-----Original Message-----
From: Mark Thomas [mailto:ma...@apache.org] 

>Not quite. My point was the loading of the EL implementation is likely to be 
>triggered by user code. If the webapp class loader is the TCCL loader than 
>classes from the web app will be loaded before those from the >container. If 
>the web app contains container classes then it is possible that they get 
>loaded from the webapp rather than from Tomcat.
>(Enabling the security manager enables additional class loading checks that 
>would stop this). Those classes from the webapp then have references held to 
>them. They will work right up unto the point Tomcat tries to >access the class 
>outside of the webapp they were loaded from.
>
>Mark

I'm still not quite sure what you are saying matches exactly what I'm seeing 
Mark.
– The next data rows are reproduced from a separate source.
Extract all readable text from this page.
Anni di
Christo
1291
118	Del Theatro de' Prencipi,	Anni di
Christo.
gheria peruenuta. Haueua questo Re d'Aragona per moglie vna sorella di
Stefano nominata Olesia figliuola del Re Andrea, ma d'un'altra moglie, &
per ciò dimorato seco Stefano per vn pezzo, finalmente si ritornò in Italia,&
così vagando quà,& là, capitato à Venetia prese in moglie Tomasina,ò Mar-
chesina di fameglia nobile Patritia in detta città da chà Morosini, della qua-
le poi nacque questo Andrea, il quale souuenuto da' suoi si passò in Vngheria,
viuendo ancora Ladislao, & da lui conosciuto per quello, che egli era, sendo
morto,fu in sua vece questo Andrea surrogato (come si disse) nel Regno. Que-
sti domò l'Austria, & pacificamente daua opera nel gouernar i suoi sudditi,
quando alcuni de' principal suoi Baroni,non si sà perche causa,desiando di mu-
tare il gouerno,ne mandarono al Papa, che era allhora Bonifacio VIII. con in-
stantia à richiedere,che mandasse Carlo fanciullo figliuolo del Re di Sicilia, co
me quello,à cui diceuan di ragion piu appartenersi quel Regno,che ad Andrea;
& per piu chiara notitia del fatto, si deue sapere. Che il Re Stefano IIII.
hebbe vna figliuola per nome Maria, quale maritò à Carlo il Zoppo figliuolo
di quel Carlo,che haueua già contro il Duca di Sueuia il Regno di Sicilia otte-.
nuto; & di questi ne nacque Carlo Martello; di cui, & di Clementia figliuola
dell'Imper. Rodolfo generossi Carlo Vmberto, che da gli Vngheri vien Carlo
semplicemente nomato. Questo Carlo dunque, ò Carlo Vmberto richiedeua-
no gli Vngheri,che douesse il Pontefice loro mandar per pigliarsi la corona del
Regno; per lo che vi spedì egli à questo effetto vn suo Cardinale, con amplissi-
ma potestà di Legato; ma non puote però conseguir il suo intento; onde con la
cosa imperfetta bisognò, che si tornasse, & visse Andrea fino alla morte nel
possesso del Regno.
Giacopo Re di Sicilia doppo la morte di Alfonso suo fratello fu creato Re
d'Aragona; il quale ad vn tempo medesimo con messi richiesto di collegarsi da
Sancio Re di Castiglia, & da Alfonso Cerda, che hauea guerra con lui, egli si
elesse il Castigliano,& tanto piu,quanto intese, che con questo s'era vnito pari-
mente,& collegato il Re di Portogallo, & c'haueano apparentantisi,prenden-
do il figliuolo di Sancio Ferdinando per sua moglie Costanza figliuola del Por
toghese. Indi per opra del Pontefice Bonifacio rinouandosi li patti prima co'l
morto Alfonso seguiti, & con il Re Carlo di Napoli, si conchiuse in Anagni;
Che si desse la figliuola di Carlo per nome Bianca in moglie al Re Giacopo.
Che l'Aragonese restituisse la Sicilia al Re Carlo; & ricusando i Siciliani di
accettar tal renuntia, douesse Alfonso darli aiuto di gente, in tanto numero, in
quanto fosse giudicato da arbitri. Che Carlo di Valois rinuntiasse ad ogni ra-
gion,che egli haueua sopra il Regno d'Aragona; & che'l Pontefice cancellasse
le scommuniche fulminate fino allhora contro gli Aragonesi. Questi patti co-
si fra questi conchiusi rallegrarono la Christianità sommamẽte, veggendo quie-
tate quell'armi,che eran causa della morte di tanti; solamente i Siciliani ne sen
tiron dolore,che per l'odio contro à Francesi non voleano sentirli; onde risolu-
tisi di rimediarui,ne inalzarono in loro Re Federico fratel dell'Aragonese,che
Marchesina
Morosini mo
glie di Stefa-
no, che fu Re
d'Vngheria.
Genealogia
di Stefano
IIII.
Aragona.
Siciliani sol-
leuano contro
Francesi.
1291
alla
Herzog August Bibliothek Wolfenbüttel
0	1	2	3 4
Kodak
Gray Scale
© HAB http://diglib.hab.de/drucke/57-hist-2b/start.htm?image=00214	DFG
The webapp classloader IS the TCCL loader. No problem at all that the app 
containing the  "container classes" will load those in preference to the actual 
Tomcat ones. Ok.

However, what I see is this, in time order:

1. App2 (containing container classes) is deployed by TC at TC startup

2. App1 (not containing container classes) is deployed by TC at TC startup

3. A web request is made of App1 to load a JSP that uses EL

4. The vm ("-verbose:class") reports class LOAD from app2:

[Loaded javax.el.ExpressionFactory from 
file:/C:/apache-tomcat-7.0.27/lib/el-api.jar]
[Loaded org.apache.jasper.runtime.JspApplicationContextImpl from 
file:/C:/sandpit-28/.metadata/.plugins/org.eclipse.wst.server.core/tmp0/wtpwebapps/app2/WEB-INF/lib/jsp-2.1-6.1.14.jar]

5. Class cast exception occurs somewhat later

So, it appears to me that the class *loading* is occurring "from" app1 in step 
4. I'm only pushing this because it kind looks "buggy" to me.